Заголовок
Текст сообщения
(эротический рассказ)
С любовью посвящается моим друзьям…
Я вышла из музыкального театра. Ливень как из ведра.
- Ну, надо же, вся взмокла от вокала, да еще и проливной дождь, - проговорила я вслух.
- Может быть лучше переждать? – ответил уважительно чей-то голос. Оглянувшись, я узнала директора театра.
- Нет спасибо, высохну на работе.
В то время я работала секретаршей в небольшой компании. Нырнув в проливной дождь, я поплыла на свою работу, находившуюся в двух шагах от театра. По дороге вспоминала репетицию.

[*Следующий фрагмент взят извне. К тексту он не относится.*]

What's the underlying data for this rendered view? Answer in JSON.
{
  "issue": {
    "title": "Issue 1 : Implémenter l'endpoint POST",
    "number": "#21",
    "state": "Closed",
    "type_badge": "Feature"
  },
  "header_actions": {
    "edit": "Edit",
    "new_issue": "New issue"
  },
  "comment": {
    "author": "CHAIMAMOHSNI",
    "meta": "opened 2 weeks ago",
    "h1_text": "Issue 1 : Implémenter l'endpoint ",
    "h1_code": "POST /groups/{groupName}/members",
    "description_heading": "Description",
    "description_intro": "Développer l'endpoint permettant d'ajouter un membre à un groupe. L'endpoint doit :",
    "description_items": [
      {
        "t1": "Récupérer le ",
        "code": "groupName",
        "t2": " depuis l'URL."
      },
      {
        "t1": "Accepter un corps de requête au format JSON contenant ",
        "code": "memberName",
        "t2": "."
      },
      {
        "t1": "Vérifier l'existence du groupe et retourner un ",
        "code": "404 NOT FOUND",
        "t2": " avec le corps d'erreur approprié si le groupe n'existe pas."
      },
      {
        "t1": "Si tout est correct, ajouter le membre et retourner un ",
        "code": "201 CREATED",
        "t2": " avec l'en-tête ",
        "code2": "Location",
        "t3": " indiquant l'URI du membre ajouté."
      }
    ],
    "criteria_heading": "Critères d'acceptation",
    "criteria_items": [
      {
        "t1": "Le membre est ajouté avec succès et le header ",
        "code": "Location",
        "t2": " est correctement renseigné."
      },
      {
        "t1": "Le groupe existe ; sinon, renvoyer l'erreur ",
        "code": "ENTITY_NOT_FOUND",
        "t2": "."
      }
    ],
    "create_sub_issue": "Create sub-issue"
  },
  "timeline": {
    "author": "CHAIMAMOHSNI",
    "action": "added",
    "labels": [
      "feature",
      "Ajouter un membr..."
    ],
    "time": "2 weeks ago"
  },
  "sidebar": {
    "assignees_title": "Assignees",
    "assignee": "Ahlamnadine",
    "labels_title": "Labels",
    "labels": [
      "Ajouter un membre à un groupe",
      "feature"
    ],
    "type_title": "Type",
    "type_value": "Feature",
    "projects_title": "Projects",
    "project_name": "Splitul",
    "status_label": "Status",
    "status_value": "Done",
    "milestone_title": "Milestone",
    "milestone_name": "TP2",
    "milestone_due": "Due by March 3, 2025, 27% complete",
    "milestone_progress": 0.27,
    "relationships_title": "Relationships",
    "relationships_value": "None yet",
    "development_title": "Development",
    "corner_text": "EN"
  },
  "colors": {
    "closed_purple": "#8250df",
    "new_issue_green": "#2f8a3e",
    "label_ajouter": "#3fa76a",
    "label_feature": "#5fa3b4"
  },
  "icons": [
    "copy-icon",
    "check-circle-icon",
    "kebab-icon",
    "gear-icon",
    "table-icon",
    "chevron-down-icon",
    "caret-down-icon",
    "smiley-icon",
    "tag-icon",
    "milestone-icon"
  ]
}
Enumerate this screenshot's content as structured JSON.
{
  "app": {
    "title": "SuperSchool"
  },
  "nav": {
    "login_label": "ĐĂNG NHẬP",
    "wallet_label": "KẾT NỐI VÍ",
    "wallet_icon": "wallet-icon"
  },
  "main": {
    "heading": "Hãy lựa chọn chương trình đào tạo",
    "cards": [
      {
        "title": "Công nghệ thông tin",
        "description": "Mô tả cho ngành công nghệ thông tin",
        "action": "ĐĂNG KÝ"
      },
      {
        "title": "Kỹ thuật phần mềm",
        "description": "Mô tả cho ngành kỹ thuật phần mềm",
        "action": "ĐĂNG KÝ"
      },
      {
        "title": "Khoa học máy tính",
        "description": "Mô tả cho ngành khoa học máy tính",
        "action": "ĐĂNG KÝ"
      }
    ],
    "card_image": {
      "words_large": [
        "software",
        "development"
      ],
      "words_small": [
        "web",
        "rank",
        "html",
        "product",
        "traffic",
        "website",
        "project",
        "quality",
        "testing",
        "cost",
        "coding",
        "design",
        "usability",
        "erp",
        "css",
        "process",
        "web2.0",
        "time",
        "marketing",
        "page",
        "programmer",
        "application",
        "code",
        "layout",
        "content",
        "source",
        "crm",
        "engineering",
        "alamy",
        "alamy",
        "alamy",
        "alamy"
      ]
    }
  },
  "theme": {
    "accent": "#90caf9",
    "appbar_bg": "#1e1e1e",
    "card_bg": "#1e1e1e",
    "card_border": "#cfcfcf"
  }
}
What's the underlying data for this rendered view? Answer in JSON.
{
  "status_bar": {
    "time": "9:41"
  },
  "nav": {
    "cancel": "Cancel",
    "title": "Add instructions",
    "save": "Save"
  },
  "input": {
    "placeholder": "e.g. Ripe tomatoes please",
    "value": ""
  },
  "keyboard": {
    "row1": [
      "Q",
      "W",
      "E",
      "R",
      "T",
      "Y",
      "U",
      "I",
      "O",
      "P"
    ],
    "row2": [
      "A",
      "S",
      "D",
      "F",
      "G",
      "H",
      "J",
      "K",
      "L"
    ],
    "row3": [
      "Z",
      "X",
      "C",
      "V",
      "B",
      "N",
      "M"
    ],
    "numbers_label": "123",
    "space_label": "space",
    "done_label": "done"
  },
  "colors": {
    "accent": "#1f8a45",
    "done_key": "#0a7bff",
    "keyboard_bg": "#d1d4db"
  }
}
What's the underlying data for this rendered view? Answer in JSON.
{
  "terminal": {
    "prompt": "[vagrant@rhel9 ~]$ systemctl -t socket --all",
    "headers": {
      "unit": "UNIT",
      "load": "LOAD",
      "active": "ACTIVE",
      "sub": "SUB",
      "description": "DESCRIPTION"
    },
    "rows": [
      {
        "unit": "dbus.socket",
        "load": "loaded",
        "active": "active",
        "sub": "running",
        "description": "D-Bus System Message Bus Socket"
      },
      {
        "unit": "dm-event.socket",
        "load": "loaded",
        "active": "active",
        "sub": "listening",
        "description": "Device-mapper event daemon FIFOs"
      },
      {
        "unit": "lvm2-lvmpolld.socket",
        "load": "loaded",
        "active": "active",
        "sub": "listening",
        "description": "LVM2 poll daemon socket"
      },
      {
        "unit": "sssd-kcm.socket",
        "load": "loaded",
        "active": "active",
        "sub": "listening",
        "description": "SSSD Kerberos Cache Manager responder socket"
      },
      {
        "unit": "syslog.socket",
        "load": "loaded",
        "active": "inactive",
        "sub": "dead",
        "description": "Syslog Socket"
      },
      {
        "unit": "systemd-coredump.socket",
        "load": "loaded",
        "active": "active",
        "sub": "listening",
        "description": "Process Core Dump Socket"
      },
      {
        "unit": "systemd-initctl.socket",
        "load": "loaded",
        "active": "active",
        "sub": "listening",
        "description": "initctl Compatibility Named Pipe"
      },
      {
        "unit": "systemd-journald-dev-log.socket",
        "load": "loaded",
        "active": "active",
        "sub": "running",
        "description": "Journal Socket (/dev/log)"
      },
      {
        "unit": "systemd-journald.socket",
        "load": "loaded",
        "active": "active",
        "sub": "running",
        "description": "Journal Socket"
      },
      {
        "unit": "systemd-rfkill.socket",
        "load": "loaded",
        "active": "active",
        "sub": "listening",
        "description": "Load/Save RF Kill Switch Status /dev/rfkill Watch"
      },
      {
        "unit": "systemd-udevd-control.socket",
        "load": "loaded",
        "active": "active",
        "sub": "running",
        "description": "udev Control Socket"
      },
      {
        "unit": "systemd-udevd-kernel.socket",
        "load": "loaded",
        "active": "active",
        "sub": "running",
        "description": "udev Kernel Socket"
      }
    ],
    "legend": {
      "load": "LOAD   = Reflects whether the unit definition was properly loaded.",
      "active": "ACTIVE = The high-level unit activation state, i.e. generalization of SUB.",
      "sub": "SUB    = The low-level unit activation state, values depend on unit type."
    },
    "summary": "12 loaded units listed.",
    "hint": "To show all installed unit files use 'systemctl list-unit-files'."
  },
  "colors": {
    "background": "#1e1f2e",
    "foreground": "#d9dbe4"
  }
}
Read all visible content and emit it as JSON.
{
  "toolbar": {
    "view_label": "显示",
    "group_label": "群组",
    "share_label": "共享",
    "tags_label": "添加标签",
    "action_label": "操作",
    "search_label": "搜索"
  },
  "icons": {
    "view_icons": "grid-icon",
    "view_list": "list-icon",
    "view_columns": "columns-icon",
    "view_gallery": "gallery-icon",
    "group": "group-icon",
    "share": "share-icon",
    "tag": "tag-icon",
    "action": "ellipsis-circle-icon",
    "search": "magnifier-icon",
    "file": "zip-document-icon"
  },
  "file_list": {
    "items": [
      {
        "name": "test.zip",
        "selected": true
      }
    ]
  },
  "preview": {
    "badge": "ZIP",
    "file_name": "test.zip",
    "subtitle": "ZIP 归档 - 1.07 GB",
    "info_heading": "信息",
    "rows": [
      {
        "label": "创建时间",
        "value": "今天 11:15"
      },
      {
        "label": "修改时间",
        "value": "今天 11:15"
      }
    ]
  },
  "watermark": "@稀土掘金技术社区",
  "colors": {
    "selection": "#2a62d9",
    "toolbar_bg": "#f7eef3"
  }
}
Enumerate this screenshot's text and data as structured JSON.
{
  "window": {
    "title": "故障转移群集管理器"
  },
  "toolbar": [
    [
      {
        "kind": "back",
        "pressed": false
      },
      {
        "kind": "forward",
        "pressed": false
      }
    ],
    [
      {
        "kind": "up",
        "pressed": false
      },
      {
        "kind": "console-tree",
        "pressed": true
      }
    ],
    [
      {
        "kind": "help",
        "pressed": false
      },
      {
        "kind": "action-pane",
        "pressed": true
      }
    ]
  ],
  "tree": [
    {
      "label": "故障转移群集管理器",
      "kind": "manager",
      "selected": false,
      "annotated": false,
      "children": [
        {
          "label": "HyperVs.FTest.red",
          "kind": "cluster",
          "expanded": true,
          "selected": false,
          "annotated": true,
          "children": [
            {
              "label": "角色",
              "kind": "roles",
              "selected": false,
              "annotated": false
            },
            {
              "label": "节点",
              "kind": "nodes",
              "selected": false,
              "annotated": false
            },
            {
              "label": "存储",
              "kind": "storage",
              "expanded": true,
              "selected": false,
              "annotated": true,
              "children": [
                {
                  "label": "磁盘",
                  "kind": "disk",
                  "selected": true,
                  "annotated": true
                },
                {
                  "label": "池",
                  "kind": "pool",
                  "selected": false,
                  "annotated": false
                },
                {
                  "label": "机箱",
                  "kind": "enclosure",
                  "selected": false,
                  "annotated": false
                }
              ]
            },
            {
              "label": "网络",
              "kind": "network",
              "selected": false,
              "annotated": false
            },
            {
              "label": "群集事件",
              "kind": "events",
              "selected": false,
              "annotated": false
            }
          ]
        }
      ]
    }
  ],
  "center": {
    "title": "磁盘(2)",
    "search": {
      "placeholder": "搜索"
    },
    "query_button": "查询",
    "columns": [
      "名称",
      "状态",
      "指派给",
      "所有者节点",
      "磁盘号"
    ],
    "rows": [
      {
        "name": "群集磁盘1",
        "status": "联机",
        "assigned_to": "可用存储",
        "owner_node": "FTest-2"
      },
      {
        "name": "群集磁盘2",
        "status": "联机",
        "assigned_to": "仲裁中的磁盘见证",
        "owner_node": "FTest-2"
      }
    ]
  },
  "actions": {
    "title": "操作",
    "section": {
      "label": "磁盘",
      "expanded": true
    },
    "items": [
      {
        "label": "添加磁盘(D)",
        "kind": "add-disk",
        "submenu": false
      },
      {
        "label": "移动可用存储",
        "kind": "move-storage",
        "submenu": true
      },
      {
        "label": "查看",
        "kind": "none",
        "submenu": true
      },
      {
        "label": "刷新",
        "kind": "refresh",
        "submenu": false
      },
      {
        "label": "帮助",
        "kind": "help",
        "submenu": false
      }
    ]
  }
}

Первый раз такое случилось в моей жизни, голос звучал как-то неузнаваемо, будто это была не я. Казалось, я могу делать им все: достать до люстры, прикоснуться к любому человеку в театре, послать его моим друзьям в Москву, да, что в Москву, в космос… Моя преподавательница и аккомпаниатор восхищенно переглядывались. Когда же я закончила, то Инесса Генриховна торжественно сказала:
- Лида, вот теперь ты звучишь по-настоящему профессионально. Когда ты пела Розину, а не прыгала по сцене и просто стояла у рояля, твои глаза были глазами Розины, ты была ее душой…. Это волшебство, я даже подумала, что именно такой могла быть настоящая Розина. Я поверила !!!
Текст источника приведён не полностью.